A pair of sophomores made significant strides in practice during the 2009 season, although they saw only limited game action. Sophomore WR Rolandis Woodland 6'3" 200 caught 5 passes for 26 yards last year, and has shown break-away ability in practice. He too, will need to improve his practice habits, and become more consistent catching the football. More than anything for Woodland, he just needs to gain experience in order to begin to unleash his considerable natural ability.

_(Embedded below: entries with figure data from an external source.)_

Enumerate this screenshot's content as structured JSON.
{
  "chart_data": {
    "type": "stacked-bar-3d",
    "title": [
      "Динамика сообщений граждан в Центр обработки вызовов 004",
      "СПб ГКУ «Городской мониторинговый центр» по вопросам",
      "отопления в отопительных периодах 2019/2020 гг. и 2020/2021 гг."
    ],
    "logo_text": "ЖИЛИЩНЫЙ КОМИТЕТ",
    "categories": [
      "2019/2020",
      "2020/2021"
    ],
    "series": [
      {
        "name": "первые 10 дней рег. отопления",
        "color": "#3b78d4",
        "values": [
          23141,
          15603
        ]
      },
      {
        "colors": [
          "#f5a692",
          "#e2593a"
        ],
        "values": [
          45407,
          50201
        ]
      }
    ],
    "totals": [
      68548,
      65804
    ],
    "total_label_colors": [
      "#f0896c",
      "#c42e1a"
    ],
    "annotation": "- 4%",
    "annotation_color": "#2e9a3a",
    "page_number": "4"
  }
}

Sophomore WR T.J. Moe caught 2 passes for 8 yards last year. He may have been the most improved of the young receivers I saw during the bowl practices. After missing most of fall camp recovering from a foot injury, which Moe says is still not 100%, the former high school QB looked much more polished as a receiver in December. He showed very good hands, and is elusive as well as explosive after the catch. He's smart, too. He's enlisted the aid of former Tigers' WR, Tommie Saunders to tutor him while putting in extra work learning the nuances of the WR position. It's likely that either Moe or Woodland will begin spring as the third starting WR, with the other one listed second.
Another sophomore WR, Gahn McGaffie 5'10" 185, saw very limited game action during 2009, and will probably begin spring practice listed 3rd-string. He's another elusive playmaker who heightens the level of competition at the WR position for Missouri.

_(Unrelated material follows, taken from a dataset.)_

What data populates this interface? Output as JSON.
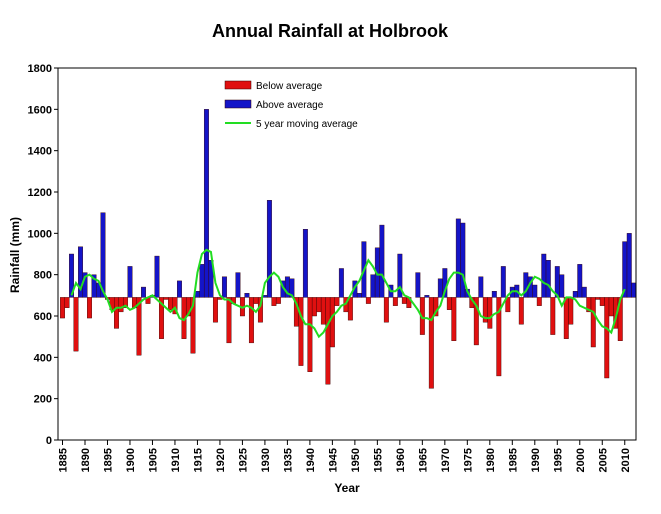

Three RSF WRs, L'Damian Washington 6'4" 180, Kerwin Stricker 6'1" 201, and Jaleel Clark 6'5" 215 will begin the spring filling out the 3rd-string WR core. Each of these three have shown real promise, and each one brings somewhat different physical attributes to the competition at the WR position. Washington is tall and slightly built, but is tough, wiry, and has shown an ability to go get the ball in traffic. He has very good hands, and has displayed a penchant for coming down with acrobatic catches in the end zone or along the sidelines.
Stricker is powerfully built and extremely fast. He was injured throughout fall camp, and it was only recently that I actually saw him run. Because he missed fall camp, he's only recently begun to work on developing the kind of practice habits he'll need to realize his tremendous potential. Once he becomes consistent catching the football, and learns his position, the ceiling's very high for this speedster.
Clark is a really talented WR as well. He'll fill out even more, and somewhat resembles Egnew or Kemp in physical attributes. He has good hands, and has shown good blocking ability in space. His development at the Z WR position could allow the Tigers to move Egnew or Kemp around.
RSF TE Alex Sanders 6'5" 225 is still not 100% recovered from the knee injury he suffered more than a year ago, but he says that he expects to be near 100% by the beginning of spring ball. He'll likely start out at 3rd-string TE in the spring
As with the QB position behind Blaine Gabbert, I could see quite a bit of re-shuffling of the depth chart at the WR position behind Jackson and Kemp. Any of the returning WRs could earn their way onto the field next season. The TE position appears more set, unless the Tigers decide to move Egnew back to that position. This will be a very interesting competition all throughout spring, and will continue right into the 2010 season.
It appears that the competition will intensify even more in the fall, as the Tigers are poised to bring in some exciting freshmen receiver prospects in June.